Beyond energy, the package would widen banking restrictions and, for the first time, place EU controls on crypto platforms that facilitate Russian transactions in global markets. It would also add 118 vessels to the EU’s list of sanctioned ships linked to the shadow fleet and target entities outside Russia accused of helping the Kremlin evade controls, including some in China and Central Asia.

The Commission’s plan now heads to member states for unanimous approval — a process that has frequently exposed divisions over how far and how fast to go. Hungary and Slovakia, which benefit from a long-standing exemption for pipeline crude via the Soviet-era Druzhba network, have previously slowed or softened measures. Brussels did not directly propose scrapping the Druzhba carve-out but said broader bans on transactions with Rosneft and Gazprom Neft would be tightened, potentially raising the cost and complexity of continued purchases.

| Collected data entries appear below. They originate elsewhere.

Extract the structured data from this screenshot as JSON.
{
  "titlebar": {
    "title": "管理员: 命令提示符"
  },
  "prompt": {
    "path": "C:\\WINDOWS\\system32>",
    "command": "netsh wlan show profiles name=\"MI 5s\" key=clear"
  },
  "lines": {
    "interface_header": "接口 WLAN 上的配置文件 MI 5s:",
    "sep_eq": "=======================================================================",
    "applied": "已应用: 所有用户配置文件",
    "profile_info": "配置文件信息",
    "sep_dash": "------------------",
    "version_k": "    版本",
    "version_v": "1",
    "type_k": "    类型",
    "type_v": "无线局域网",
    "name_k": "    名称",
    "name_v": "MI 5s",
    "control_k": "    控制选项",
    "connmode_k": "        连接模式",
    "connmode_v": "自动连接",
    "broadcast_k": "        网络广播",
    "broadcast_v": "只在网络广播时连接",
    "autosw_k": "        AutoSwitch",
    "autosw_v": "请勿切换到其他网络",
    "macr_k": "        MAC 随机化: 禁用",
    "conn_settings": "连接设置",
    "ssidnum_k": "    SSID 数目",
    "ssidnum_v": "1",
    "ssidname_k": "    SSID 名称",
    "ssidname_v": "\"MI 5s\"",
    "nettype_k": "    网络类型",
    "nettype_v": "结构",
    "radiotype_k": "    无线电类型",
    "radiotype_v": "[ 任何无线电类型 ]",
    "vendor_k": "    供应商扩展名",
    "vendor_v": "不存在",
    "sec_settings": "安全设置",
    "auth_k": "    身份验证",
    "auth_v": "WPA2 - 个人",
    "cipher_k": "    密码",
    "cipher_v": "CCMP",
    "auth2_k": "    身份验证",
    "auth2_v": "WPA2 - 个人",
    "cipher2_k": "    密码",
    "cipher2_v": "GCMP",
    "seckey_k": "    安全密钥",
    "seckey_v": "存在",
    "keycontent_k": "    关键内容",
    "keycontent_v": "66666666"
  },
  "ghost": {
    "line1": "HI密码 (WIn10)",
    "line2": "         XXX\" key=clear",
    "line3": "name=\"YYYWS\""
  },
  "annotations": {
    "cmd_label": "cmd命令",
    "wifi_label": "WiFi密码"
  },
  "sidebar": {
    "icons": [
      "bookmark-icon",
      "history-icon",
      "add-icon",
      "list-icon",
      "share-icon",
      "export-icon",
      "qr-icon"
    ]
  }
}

Diplomats said talks among national ambassadors began Friday under heightened security concerns following reported airspace violations over Poland and Romania tied to Russia’s strikes on Ukraine. Several governments have pressed for additional steps against procurement networks feeding Russia’s defense industry, with new listings for firms in third countries under consideration.

Von der Leyen argued the bloc’s sanctions are biting, citing inflationary pressure and structural strains inside Russia. “Russia’s overheated economy is coming to its limit,” she said, as the Commission rolled out the plan. Independent analysts say sanctions have forced costly workarounds but note that energy cash flows — particularly for LNG and seaborne crude shipped through non-Western insurers and traders — remain a critical lifeline for the Kremlin.

Approval could come within days if consensus holds, officials said, though recent packages have required weeks of haggling. For Kyiv, which has urged tighter enforcement as much as new rules, the measure will be judged by how effectively Europe can enforce it on the high seas and in the gray zones of finance and technology. “It is time to turn off the tap,” von der Leyen said.